MARKET REPORT: Deliveroo takeover stalls… but another is on its way

Deliveroo shares were given a lift as it became the latest London-listed company to be targeted for takeover.

The food delivery group – dubbed ‘Floperoo’ after its disastrous stock market float in 2021 – rose 7 per cent in early trading amid reports it has been approached by San Francisco-based rival Doordash.

However, the discussions, which started last month, ended after a disagreement over price, according to Reuters.

07:06

Halfords costs warning

Halfords has warned inflation ‘remains a material headwind’ for the motor and cycling retailer, citing a 10 per cent national minimum wage bump and ‘significant increases’ in sea freight rates since the start of the year.

It came as the retailer reported a drop in annual profit on Thursday as footfall across its stores fell due to challenging market conditions and wet weather.

The company posted an underlying pre-tax profit from total operations of £36.1million for the year to 29 March, down from £44.2million a year earlier and just shy of analyst forecasts of £36.2million.

Freight rates have soared to their highest levels outside the pandemic era, partially due to disruption in Red Sea shipping.

Halfords said it has successfully secured rates ‘well below market spot rates’, but still forecasts freight costs to be £4million to £7million higher than we anticipated at the start of the year.

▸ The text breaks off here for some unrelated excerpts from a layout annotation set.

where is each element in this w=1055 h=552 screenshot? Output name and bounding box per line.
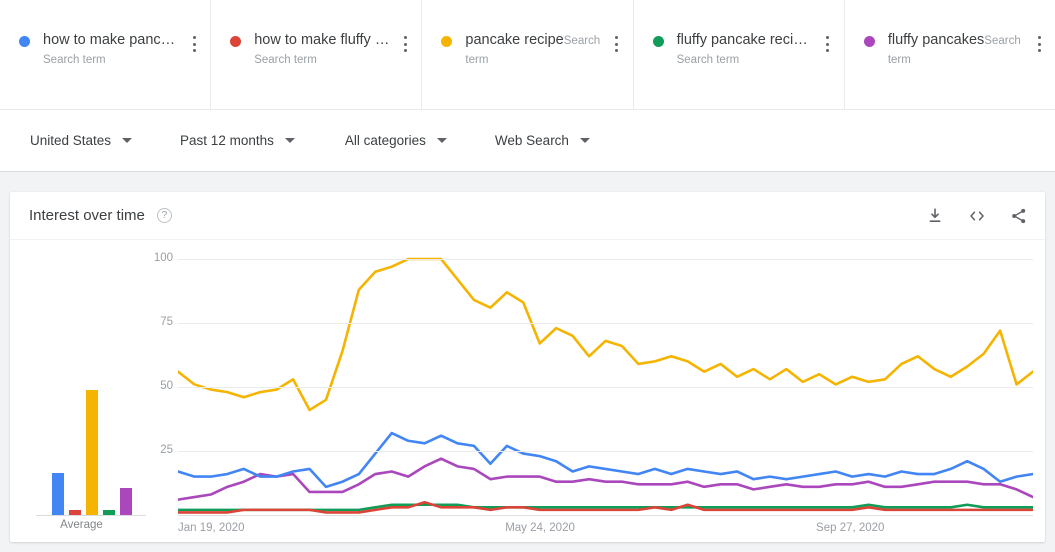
chevron-down-icon [285, 138, 295, 143]
average-baseline [36, 515, 146, 516]
filter-dropdown-1[interactable]: United States [30, 132, 132, 150]
search-term-card[interactable]: pancake recipeSearch term [422, 0, 633, 109]
y-axis-tick-label: 75 [153, 316, 173, 328]
kebab-menu-icon[interactable] [186, 33, 202, 55]
search-term-label: fluffy pancakes [888, 32, 984, 48]
filter-dropdown-3[interactable]: All categories [345, 132, 447, 150]
average-bar [86, 390, 98, 515]
interest-over-time-plot: 100 75 50 25 Jan 19, 2020 May 24, 2020 Sep 27,… [153, 240, 1045, 541]
series-color-dot [864, 36, 875, 47]
search-term-texts: how to make panc… Search term [43, 31, 186, 68]
filter-label: United States [30, 132, 111, 150]
plot-lines [178, 240, 1033, 520]
search-term-label: pancake recipe [465, 32, 563, 48]
question-mark-icon[interactable]: ? [157, 208, 172, 223]
search-terms-row: how to make panc…Search termhow to make … [0, 0, 1055, 110]
search-term-content: pancake recipeSearch term [422, 31, 632, 68]
chart-tools [925, 206, 1029, 226]
kebab-menu-icon[interactable] [1031, 33, 1047, 55]
search-term-card[interactable]: fluffy pancakesSearch term [845, 0, 1055, 109]
y-axis-tick-label: 50 [153, 380, 173, 392]
gridline [178, 451, 1033, 452]
y-axis-tick-label: 100 [153, 252, 173, 264]
average-label: Average [10, 519, 153, 531]
x-axis-tick-label: May 24, 2020 [505, 522, 575, 534]
chart-body: Average 100 75 50 25 Jan 19, 2020 May 24, 202… [10, 240, 1045, 541]
filter-label: All categories [345, 132, 426, 150]
download-icon[interactable] [925, 206, 945, 226]
x-axis-tick-label: Jan 19, 2020 [178, 522, 245, 534]
gridline [178, 323, 1033, 324]
gridline [178, 387, 1033, 388]
y-axis-tick-label: 25 [153, 444, 173, 456]
average-bars [52, 390, 132, 515]
search-term-content: fluffy pancake reci… Search term [634, 31, 844, 68]
chevron-down-icon [437, 138, 447, 143]
search-term-type: Search term [254, 54, 317, 66]
x-axis-tick-label: Sep 27, 2020 [816, 522, 884, 534]
series-line [178, 459, 1033, 500]
average-bar [120, 488, 132, 516]
chevron-down-icon [580, 138, 590, 143]
search-term-content: fluffy pancakesSearch term [845, 31, 1055, 68]
series-color-dot [441, 36, 452, 47]
x-axis-baseline [178, 515, 1033, 516]
series-color-dot [653, 36, 664, 47]
series-color-dot [230, 36, 241, 47]
search-term-card[interactable]: how to make fluffy … Search term [211, 0, 422, 109]
chart-title: Interest over time [29, 206, 145, 226]
average-bar-chart: Average [10, 240, 153, 541]
kebab-menu-icon[interactable] [397, 33, 413, 55]
search-term-content: how to make fluffy … Search term [211, 31, 421, 68]
google-trends-page: how to make panc…Search termhow to make … [0, 0, 1055, 552]
filter-label: Web Search [495, 132, 569, 150]
search-term-type: Search term [677, 54, 740, 66]
filter-label: Past 12 months [180, 132, 274, 150]
chart-header: Interest over time ? [10, 192, 1045, 240]
series-color-dot [19, 36, 30, 47]
gridline [178, 259, 1033, 260]
search-term-card[interactable]: how to make panc… Search term [0, 0, 211, 109]
kebab-menu-icon[interactable] [609, 33, 625, 55]
interest-over-time-card: Interest over time ? [10, 192, 1045, 542]
series-line [178, 433, 1033, 487]
search-term-type: Search term [43, 54, 106, 66]
search-term-label: how to make panc… [43, 32, 175, 48]
chevron-down-icon [122, 138, 132, 143]
embed-code-icon[interactable] [967, 206, 987, 226]
filter-dropdown-4[interactable]: Web Search [495, 132, 590, 150]
search-term-texts: fluffy pancake reci… Search term [677, 31, 820, 68]
search-term-card[interactable]: fluffy pancake reci… Search term [634, 0, 845, 109]
filter-dropdown-2[interactable]: Past 12 months [180, 132, 295, 150]
search-term-content: how to make panc… Search term [0, 31, 210, 68]
search-term-label: fluffy pancake reci… [677, 32, 808, 48]
search-term-label: how to make fluffy … [254, 32, 389, 48]
share-icon[interactable] [1009, 206, 1029, 226]
kebab-menu-icon[interactable] [820, 33, 836, 55]
search-term-texts: pancake recipeSearch term [465, 31, 608, 68]
filter-bar: United States Past 12 months All categorie… [0, 110, 1055, 172]
search-term-texts: how to make fluffy … Search term [254, 31, 397, 68]
search-term-texts: fluffy pancakesSearch term [888, 31, 1031, 68]
average-bar [52, 473, 64, 516]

It said: ‘Against this backdrop, we continue to focus on optimising the platform we have built, and controlling what we can. As such, we plan for proportionately fewer resources to be allocated to strategic transformation, as set out in more detail at the end of the Strategic and Operational review.

‘We do not expect these headwinds to persist in the long term. Consumer price inflation is easing and our core markets are expected to improve in the mid-term.

‘We remain confident that the financial targets announced at the April 2023 CMD are achievable assuming markets ultimately recover as forecast, albeit this will take longer than we envisaged last year.’